12 September 2010

Applying bioinformatics to the bible

As I think everyone knows (or should know), the Gospels of Matthew and Luke used the gospel of Mark as one of their sources, plus some other material. Over at Irreducible Complexity (a great blog), Ian has an analysis of shared material across the synoptic gospels (as they are called), and I've commented on this before. At the time it struck me that a powerful way of analysing this material might be to approach it from the bioinformatic angle, and use the dot-plot technique to compare the source material.

Well, it's been done! John Lee (working at MIT at the time) has compared the gospels of Mark and Luke using this technique, and it makes for mighty interesting reading. Here's part of the skinny (excuse the clumsy screen grab!).
So what you're seeing is Mark on the X axis and Luke on the Y, and the dots indicate regions of high similarity shared between the gospels. See those diagonal lines? They indicate regions of very high similarity, and in fact show where Luke has derived his material virtually entirely from Mark (or ur-Mark or a slightly younger neo-Mark).

Now, I reckon you could do this for all the gospels, or even the whole bible. It would be interesting to see what would be thrown up, although I doubt it'll tell us much that we don't already know. For more information on what we do already know (pre dot-plot of course), I would strongly recommend Robin Lane Fox's excellent resource "The Unauthorised Version: Truth and Fiction in the Bible". If you can read that and remain an inerrantist, there is something VERY wrong with your brain.

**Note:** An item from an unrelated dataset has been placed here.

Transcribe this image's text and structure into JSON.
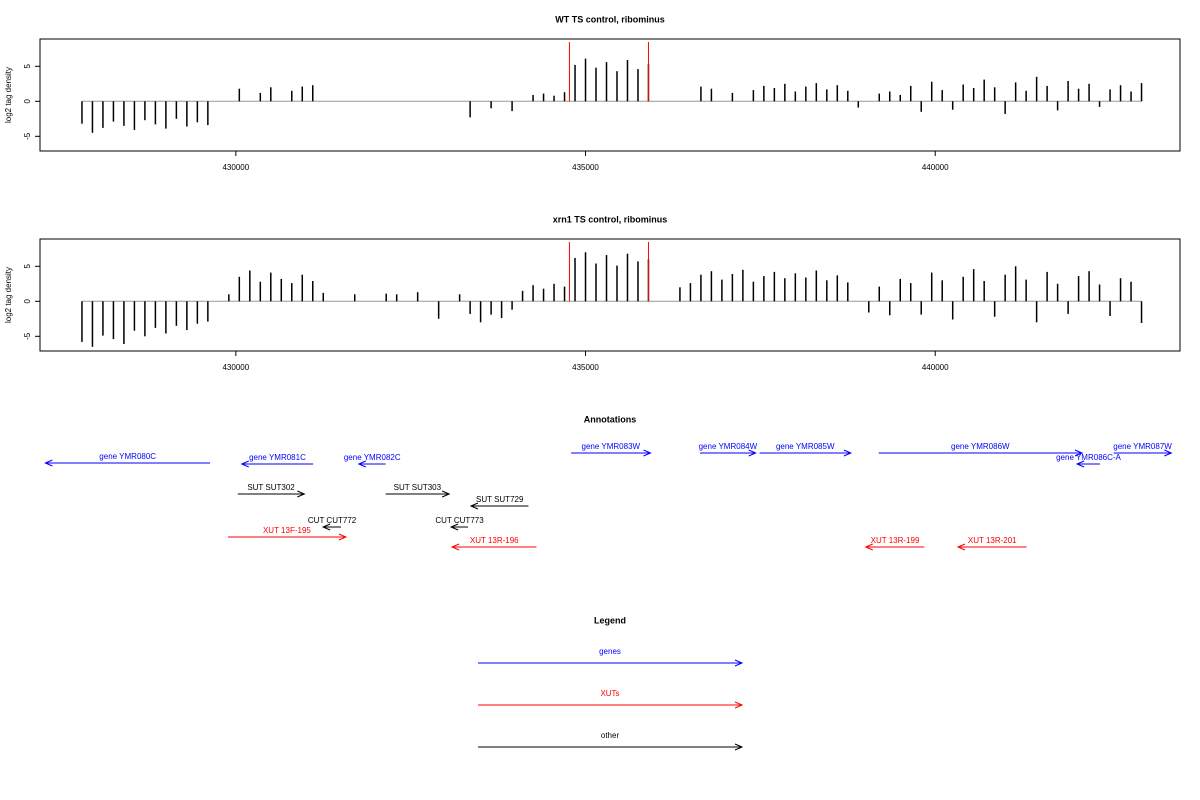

Or you don't really care about the truth.


  1. This is because they are two books telling the story of Jesus's life from different perspectives, Mark talks about the three wise men and others well Luke is about the three farmers who were in the fields and then the "angels" came and saw him. Before you reply to this I'm atheist and in no way am I trying to defend the bible.

  2. Hi Anonymous; thanks for the comment. Actually, you'll find if you go back and read Mark and Luke that Mark does not have anything in it about Jesus's birth *at all*. You may be confused with Matthew, who has the wise men etc. Neither of them mentions three, and the two nativity stories are completely contradictory.

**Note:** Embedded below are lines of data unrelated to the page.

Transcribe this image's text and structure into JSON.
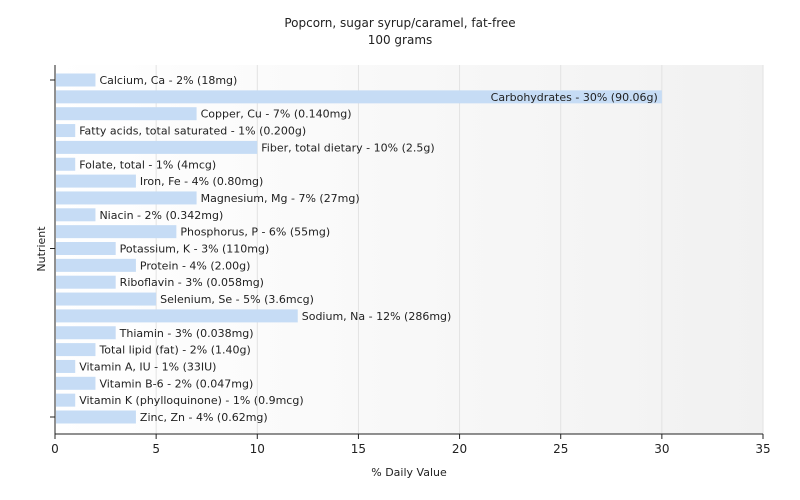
{
  "chart_data": {
    "type": "bar",
    "orientation": "horizontal",
    "title": "Popcorn, sugar syrup/caramel, fat-free",
    "subtitle": "100 grams",
    "xlabel": "% Daily Value",
    "ylabel": "Nutrient",
    "xlim": [
      0,
      35
    ],
    "xticks": [
      0,
      5,
      10,
      15,
      20,
      25,
      30,
      35
    ],
    "grid": true,
    "bar_color": "#c6dcf5",
    "categories": [
      "Calcium, Ca",
      "Carbohydrates",
      "Copper, Cu",
      "Fatty acids, total saturated",
      "Fiber, total dietary",
      "Folate, total",
      "Iron, Fe",
      "Magnesium, Mg",
      "Niacin",
      "Phosphorus, P",
      "Potassium, K",
      "Protein",
      "Riboflavin",
      "Selenium, Se",
      "Sodium, Na",
      "Thiamin",
      "Total lipid (fat)",
      "Vitamin A, IU",
      "Vitamin B-6",
      "Vitamin K (phylloquinone)",
      "Zinc, Zn"
    ],
    "values": [
      2,
      30,
      7,
      1,
      10,
      1,
      4,
      7,
      2,
      6,
      3,
      4,
      3,
      5,
      12,
      3,
      2,
      1,
      2,
      1,
      4
    ],
    "labels": [
      "Calcium, Ca - 2% (18mg)",
      "Carbohydrates - 30% (90.06g)",
      "Copper, Cu - 7% (0.140mg)",
      "Fatty acids, total saturated - 1% (0.200g)",
      "Fiber, total dietary - 10% (2.5g)",
      "Folate, total - 1% (4mcg)",
      "Iron, Fe - 4% (0.80mg)",
      "Magnesium, Mg - 7% (27mg)",
      "Niacin - 2% (0.342mg)",
      "Phosphorus, P - 6% (55mg)",
      "Potassium, K - 3% (110mg)",
      "Protein - 4% (2.00g)",
      "Riboflavin - 3% (0.058mg)",
      "Selenium, Se - 5% (3.6mcg)",
      "Sodium, Na - 12% (286mg)",
      "Thiamin - 3% (0.038mg)",
      "Total lipid (fat) - 2% (1.40g)",
      "Vitamin A, IU - 1% (33IU)",
      "Vitamin B-6 - 2% (0.047mg)",
      "Vitamin K (phylloquinone) - 1% (0.9mcg)",
      "Zinc, Zn - 4% (0.62mg)"
    ]
  }
}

    But you raise a more serious point - the synoptic gospels are not "different perspectives" at all - indeed "synoptic" means "seen with one eye"! Matthew and Luke derive the bulk of their text from Mark, and the analysis of Lee (and many others) shows very clearly where substantial chunks of the Mark *document* have been plagiarised (OK, "re-used") in the later gospels.

    None of the gospel writers was an eyewitness, and the gospels were each written with a specific audience and a specific theological shopping list in mind. And they were all altered after their initial composition, so it is not at all easy to decide what is original or not. It is even harder to work out whether there is any historical basis to *any* of it (although I think there is).

    One problem is that there is no point in defending "the bible", since in reality it is a fairly ad hoc collection of documents. There is some good stuff in there, and some complete cobblers.

  3. Well, if you can give me a definition of "inerrancy" that everyone can agree on I'll get back to you.

    On the similarities...folk did notice these before bio-informatics. So who copied who? Have all the options been exhausted?

    I'd like to make my name in NT studies by coming up with a Veale hypothesis. We've had Markan Priority and Matthean Priority. Annoyingly some Israeli scholars have touted Lukan priority. There's got to be another way of ordering things - so a la Morton Smith, I propose we invent a secret Gospel.

    This approach fooled the academy once.

  4. Yea, yea; where it's the same it's plagiarism, where it's different it's a contradiction.


  5. Hi boys,
    Some interesting misconceptions there. The best contradictions are of course the ones that occur within the bits of text that one gospel redactor (I hesitate to use the word "author") has pinched from another. As you know, I especially like Matthew's donkey gaffe; I also enjoy the withering fig-tree trick and Jairus's daughter.

    Quite why a god would wish to reveal himself to mankind through such a faulty series of documents is a poser to be sure.

    As for "inerrancy", the whole concept is ludicrous; the bible is jammed with errors, and the attempts by some misguided people to "explain them away" do no justice to the bible itself.

    Anyway, good to have you hear, lads :-)

  6. Thanks for the link.

    I'm not sure I understand his figure 1 diagram. The text seems to suggest this is a cosine similarity plot, but I couldn't fathom his method (the text talks about using a constant if they 'aren't derived' - but surely that is what the cosine similarity is supposed to tell?). So I guess his plot puts a dot anywhere where the cosine metric returns greater than some threshold. It should also be possible to do the same thing by word, though, create a heat-map, and obviate the need for the cosine calculation at all.

  7. Ian, you're right; there is no need for fancy stats in this sort of analysis - a simple heat map would suffice, based on some simple similarity metric, and would obviate the need for a threshold (which would be required under a dot model).